Donde sí volvió fue al Cho Oyu en otras cinco expediciones, completando otras dos ascensiones. Garrido divisa “desintoxicado” un ochomilismo distinto, masivo, menos aventurero y más comercial, donde se ha reactivado la conquista de las invernales como máxima exigencia para una pureza que puntualiza.“Porque ahora se dice que se va en solitario cuando realmente, por ejemplo en el Aconcagua en enero, vas por una ruta que hay 600 personas contigo. Puedes decir que vas en autonomía, por tu cuenta, pero no solo. Solo es cuando nadie te puede ayudar si hay un problema. Como ir sin oxígeno supone que nadie va a ir a tu lado con una bombona por si lo necesitas o subir sin cuerdas supone que no las tengas a unos metros por si acaso. Eso sí, un ochomil siempre será un ochomil y más en invierno.

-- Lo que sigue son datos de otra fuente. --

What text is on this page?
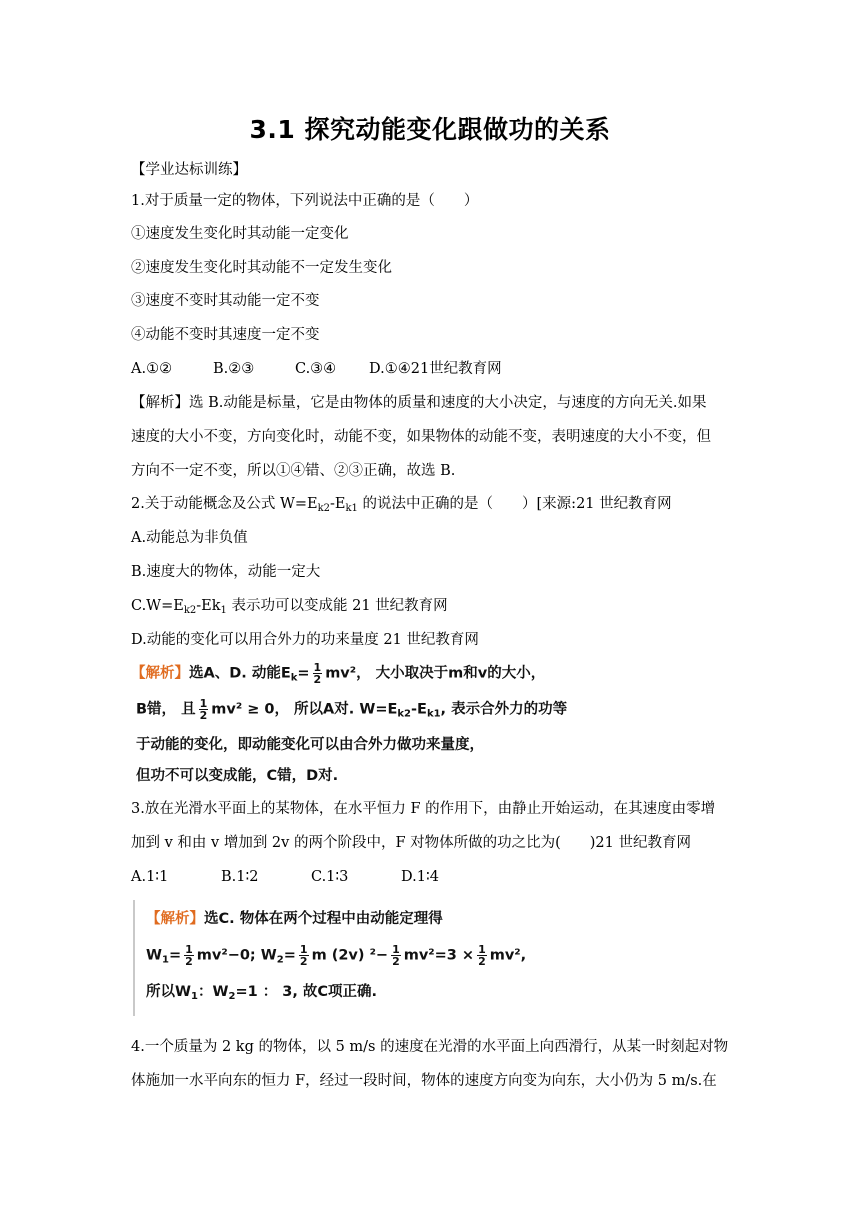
3.1 探究动能变化跟做功的关系
【学业达标训练】
1.对于质量一定的物体，下列说法中正确的是（　　）
①速度发生变化时其动能一定变化
②速度发生变化时其动能不一定发生变化
③速度不变时其动能一定不变
④动能不变时其速度一定不变
A.①②	B.②③	C.③④ D.①④21世纪教育网
【解析】选 B.动能是标量，它是由物体的质量和速度的大小决定，与速度的方向无关.如果
速度的大小不变，方向变化时，动能不变，如果物体的动能不变，表明速度的大小不变，但
方向不一定不变，所以①④错、②③正确，故选 B.
2.关于动能概念及公式 $W=E_{k2}-E_{k1}$ 的说法中正确的是（　　）[来源:21 世纪教育网
A.动能总为非负值
B.速度大的物体，动能一定大
$C.W=E_{k2}-Ek_1$ 表示功可以变成能 21 世纪教育网
D.动能的变化可以用合外力的功来量度 21 世纪教育网
【解析】选A、D. 动能$E_k= \frac{1}{2} mv^2$， 大小取决于m和v的大小，
B错， 且 $\frac{1}{2} mv^2 \ge 0$， 所以A对. $W=E_{k2}-E_{k1}$, 表示合外力的功等
于动能的变化，即动能变化可以由合外力做功来量度，
但功不可以变成能，C错，D对.
3.放在光滑水平面上的某物体，在水平恒力 F 的作用下，由静止开始运动，在其速度由零增
加到 v 和由 v 增加到 2v 的两个阶段中，F 对物体所做的功之比为(　　)21 世纪教育网
A.1∶1	B.1∶2	C.1∶3	D.1∶4
【解析】选C. 物体在两个过程中由动能定理得
$W_1= \frac{1}{2} mv^2-0$; $W_2= \frac{1}{2}$ m (2v) $^2- \frac{1}{2} mv^2=3 \times \frac{1}{2} mv^2$,
所以$W_1$：$W_2=1$ ： 3, 故C项正确.
4.一个质量为 2 kg 的物体，以 5 m/s 的速度在光滑的水平面上向西滑行，从某一时刻起对物
体施加一水平向东的恒力 F，经过一段时间，物体的速度方向变为向东，大小仍为 5 m/s.在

Como un 4.000 en los Alpes o un 3.000 en el Pirineo. La cosa cambia”.

Una reivindicación justa. Porque su gesta, vista entonces y más ahora, debe calificarse como una aventura mítica e histórica. Única e irrepetible. Porque hace 35 años y porque, desde entonces, solo un ser humano, Krzysztof Wielicki (Lothse, diciembre de 1988), sí, uno de esos polacos, ha conseguido hacer lo que hizo él. Un logro al alcance de los más grandes. De una leyenda, de un mito. Como Mick Jagger. Un superviviente. Y Fernando Garrido es todo eso. Y por encima, un simple montañero y una tremenda persona.

(*) El francés Jean-Christophe Lafaille logró el ascenso del Shisha Pangma en 2004, pero días antes del 21 de diciembre, cuando se abre el periodo oficial de invernales.